Comparison diagram of manually taught trajectory and obtained trajectory

Fig. 25
figure 25

Error analysis chart

As shown in Fig. 25, for the welding trajectory planning of the plane weld, the errors of the proposed method are stable within 1mm. This accuracy fully meets the error requirements of industrial welding scenarios. Therefore, this paper’s welding trajectory planning method can completely replace the manual teaching method.

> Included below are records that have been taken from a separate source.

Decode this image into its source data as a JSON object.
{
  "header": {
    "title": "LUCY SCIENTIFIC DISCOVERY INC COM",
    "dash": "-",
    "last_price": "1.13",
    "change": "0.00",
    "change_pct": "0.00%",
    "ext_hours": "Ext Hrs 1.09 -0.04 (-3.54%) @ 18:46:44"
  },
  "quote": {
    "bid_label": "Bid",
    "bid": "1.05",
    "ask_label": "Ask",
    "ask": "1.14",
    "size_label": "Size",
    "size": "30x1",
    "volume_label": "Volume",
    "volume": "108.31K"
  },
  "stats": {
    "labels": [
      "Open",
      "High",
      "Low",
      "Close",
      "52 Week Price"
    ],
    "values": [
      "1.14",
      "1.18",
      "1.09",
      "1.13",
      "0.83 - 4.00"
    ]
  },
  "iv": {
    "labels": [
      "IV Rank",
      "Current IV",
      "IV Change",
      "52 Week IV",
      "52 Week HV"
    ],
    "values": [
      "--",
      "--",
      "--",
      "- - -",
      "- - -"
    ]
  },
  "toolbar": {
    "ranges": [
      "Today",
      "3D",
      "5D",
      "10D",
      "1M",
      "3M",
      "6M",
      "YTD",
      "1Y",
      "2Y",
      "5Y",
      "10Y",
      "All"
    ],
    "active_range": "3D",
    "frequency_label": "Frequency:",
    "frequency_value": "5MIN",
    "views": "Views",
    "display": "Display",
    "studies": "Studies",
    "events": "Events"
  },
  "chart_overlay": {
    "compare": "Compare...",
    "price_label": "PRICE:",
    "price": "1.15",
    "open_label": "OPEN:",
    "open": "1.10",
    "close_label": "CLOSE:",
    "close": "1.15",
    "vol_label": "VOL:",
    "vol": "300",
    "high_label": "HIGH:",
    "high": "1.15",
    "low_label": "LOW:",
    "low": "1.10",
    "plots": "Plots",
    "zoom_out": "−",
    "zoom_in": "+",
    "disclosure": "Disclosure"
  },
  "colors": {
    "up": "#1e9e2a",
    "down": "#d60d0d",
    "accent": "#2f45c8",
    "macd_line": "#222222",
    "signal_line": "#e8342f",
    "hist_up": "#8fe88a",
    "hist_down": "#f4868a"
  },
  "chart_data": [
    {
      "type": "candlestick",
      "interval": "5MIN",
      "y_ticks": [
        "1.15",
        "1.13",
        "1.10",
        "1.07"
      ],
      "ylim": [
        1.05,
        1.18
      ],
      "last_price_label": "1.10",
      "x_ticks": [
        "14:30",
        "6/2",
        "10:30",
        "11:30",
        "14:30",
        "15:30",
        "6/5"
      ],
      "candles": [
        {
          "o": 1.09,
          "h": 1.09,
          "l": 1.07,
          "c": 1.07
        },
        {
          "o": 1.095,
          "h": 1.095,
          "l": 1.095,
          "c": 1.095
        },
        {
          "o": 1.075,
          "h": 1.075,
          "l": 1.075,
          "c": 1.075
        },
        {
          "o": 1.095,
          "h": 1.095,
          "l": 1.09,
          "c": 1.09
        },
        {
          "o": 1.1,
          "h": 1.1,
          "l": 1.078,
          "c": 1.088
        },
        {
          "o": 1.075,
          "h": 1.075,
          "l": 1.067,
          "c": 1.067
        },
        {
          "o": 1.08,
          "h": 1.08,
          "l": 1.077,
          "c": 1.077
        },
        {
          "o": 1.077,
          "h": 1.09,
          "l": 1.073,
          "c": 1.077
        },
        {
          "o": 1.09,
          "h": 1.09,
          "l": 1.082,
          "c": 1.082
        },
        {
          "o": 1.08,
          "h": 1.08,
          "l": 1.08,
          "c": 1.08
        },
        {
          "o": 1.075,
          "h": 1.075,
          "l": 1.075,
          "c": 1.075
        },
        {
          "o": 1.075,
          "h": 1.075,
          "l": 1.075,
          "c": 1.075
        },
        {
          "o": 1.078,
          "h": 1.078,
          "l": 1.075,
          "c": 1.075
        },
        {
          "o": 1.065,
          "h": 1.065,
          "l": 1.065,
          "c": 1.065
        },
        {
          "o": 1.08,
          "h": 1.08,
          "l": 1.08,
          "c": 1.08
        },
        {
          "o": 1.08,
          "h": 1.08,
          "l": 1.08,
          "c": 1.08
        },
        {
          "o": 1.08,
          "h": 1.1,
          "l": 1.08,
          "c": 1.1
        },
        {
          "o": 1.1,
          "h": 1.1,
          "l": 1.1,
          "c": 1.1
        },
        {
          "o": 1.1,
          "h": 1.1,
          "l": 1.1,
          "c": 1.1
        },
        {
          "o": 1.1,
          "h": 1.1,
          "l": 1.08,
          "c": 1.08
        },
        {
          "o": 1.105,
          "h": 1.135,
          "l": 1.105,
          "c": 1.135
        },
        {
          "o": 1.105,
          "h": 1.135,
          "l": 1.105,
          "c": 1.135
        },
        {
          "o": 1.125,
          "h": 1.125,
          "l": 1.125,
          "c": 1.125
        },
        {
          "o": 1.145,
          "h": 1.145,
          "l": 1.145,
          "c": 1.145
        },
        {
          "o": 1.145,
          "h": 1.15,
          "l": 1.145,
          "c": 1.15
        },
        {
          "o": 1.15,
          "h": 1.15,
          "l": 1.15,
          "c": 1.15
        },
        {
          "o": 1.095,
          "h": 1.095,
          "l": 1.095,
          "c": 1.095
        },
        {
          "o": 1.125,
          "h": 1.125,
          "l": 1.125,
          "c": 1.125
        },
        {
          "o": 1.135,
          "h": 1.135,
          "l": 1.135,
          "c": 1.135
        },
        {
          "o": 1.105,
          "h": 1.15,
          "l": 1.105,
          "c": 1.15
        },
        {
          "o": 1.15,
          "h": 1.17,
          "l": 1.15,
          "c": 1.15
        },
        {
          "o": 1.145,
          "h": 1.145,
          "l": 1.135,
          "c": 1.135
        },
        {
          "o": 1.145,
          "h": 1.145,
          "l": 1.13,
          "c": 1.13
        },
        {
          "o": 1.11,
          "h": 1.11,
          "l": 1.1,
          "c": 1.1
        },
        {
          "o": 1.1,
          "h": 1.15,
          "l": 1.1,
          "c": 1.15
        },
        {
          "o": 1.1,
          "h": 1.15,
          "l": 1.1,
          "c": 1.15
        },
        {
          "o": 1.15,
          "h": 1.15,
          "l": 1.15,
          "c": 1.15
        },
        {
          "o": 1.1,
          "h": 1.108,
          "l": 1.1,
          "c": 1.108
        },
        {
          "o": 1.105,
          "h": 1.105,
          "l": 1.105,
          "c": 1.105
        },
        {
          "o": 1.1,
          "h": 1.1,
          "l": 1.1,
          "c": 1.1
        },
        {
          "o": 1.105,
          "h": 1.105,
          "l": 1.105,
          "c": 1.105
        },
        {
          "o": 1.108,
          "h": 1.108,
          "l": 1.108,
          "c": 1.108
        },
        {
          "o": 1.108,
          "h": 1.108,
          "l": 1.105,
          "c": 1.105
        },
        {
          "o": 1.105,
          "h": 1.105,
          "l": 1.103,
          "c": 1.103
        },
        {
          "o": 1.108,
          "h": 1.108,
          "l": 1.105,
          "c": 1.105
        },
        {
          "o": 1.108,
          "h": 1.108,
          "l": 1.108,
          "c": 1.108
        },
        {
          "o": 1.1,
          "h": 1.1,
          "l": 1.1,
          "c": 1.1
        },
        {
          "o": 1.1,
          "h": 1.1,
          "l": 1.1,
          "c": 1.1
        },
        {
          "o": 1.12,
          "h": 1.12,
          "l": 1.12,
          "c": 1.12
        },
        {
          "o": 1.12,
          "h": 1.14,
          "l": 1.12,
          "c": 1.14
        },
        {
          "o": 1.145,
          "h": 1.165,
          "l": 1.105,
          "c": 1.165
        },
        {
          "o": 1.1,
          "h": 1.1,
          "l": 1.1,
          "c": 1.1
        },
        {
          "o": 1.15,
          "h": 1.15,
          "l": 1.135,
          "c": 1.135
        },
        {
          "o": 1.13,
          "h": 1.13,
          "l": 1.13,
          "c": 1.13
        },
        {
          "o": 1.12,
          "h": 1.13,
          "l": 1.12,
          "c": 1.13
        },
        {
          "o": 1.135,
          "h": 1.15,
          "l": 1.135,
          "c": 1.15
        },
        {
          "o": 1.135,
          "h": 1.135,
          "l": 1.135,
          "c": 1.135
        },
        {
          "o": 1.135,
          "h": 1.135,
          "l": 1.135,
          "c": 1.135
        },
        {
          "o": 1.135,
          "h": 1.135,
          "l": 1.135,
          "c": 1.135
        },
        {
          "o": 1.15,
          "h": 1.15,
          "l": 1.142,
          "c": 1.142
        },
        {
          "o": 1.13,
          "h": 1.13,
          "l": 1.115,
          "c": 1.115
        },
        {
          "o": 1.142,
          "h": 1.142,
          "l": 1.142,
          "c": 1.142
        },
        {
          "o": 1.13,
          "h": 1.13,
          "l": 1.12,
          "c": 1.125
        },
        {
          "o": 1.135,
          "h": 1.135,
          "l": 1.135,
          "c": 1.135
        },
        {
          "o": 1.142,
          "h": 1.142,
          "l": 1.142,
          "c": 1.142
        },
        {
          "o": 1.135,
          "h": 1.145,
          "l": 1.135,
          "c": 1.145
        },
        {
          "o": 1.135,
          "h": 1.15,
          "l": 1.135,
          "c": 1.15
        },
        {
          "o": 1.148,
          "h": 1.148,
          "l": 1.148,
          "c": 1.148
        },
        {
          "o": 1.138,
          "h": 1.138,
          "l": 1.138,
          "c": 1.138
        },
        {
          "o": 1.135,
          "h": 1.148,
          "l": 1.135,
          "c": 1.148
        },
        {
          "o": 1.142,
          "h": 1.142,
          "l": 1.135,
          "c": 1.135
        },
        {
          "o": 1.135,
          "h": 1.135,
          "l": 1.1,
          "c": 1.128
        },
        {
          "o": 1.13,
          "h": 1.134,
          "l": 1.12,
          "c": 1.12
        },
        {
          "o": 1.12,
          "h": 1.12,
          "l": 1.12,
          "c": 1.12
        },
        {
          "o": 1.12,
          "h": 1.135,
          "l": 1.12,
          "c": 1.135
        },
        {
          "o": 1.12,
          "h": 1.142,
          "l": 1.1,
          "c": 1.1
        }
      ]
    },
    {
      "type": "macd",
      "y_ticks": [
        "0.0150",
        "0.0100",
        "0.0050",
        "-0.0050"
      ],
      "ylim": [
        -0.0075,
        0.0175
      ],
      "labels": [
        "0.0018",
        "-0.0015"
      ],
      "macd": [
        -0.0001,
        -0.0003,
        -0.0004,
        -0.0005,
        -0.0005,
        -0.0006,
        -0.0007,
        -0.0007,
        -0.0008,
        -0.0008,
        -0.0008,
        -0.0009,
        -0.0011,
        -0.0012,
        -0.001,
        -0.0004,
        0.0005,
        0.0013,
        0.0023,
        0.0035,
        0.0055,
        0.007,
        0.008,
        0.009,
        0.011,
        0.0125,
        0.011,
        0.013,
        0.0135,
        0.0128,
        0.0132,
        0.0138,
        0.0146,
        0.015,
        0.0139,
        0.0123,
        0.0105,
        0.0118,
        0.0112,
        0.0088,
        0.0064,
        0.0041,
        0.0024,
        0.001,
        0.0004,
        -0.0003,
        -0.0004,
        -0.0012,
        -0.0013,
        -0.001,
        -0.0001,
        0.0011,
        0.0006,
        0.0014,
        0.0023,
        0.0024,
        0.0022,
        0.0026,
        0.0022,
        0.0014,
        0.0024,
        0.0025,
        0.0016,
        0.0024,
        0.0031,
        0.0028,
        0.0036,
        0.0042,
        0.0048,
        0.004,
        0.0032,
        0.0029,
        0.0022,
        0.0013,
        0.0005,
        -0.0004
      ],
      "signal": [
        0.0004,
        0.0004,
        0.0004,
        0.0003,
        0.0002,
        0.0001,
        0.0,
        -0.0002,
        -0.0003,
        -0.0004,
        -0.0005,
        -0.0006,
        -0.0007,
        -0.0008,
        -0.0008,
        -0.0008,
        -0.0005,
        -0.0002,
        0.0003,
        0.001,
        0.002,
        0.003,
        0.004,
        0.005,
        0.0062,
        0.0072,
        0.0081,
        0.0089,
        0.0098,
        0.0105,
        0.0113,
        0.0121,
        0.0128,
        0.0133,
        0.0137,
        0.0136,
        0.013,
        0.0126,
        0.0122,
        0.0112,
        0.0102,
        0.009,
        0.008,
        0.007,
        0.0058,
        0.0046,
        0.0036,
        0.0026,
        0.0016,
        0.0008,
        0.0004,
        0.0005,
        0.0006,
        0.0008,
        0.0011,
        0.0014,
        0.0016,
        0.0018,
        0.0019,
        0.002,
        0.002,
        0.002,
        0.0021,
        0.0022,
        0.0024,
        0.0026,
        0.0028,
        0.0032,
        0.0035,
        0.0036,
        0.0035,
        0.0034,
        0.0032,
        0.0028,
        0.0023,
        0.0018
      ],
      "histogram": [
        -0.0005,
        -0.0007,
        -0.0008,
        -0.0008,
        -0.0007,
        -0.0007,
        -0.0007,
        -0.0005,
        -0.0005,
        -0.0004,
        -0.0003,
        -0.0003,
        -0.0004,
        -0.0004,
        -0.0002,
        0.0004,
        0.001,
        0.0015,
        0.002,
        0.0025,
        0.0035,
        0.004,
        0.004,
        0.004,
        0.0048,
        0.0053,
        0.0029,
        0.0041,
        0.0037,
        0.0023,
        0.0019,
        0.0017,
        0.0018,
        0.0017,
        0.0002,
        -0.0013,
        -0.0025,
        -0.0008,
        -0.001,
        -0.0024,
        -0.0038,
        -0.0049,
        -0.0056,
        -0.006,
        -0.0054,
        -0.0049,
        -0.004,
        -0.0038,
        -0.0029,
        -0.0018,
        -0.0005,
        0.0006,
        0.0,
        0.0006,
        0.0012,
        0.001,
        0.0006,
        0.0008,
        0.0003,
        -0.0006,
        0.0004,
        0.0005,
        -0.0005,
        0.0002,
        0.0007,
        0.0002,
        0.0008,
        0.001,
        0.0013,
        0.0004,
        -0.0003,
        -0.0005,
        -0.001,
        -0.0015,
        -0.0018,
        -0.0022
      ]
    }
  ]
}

At the end of the experiment, according to the programming rules of the robot controller, we reasonably sample the fitting point cloud of the welding seam to obtain the robot welding trajectory points. After reasonably planning the robot’s end pose, the obtained welding trajectory points are sent to the robot controller. The robot can drive the welding torch to perform the welding task accurately, which further verifies the feasibility and accuracy of the method.

5.3 Algorithm efficiency analysis

In industrial sites, efficiency improvement is one of the main motivations for automated equipment to replace manual labor. The algorithm design of this experiment was initially deduced using Matlab and finally implemented using C++. Due to the large point cloud data, this experiment uses multi-threaded programming, which improves the algorithm’s efficiency. Through many experiments, we finally get the average running time of the algorithm, as shown in Table 2.

Table 2 Algorithm running time

It can be seen from Table 2 that the time for this algorithm to process the point cloud of a plane weld is 4.308s. Therefore, the algorithm meets the efficiency requirements in industrial welding scenarios and has rapidity.

6 Conclusion

Facing industrial requirements, this paper proposes a novel 3D vision-based plane weld trajectory planning method. This method finally realizes the automatic robot welding of three types of plane welds without teaching and programming. The advantages of this method are as follows:

  1. 1.

    This method liberates labor, improves welding efficiency, and solves the problems of poor manual welding precision and consistency.

  2. 2.

    The method realizes the automatic trajectory planning of the plane welding workpiece, avoids the complicated programming work of the welding robot, and improves the automation degree of the robot welding.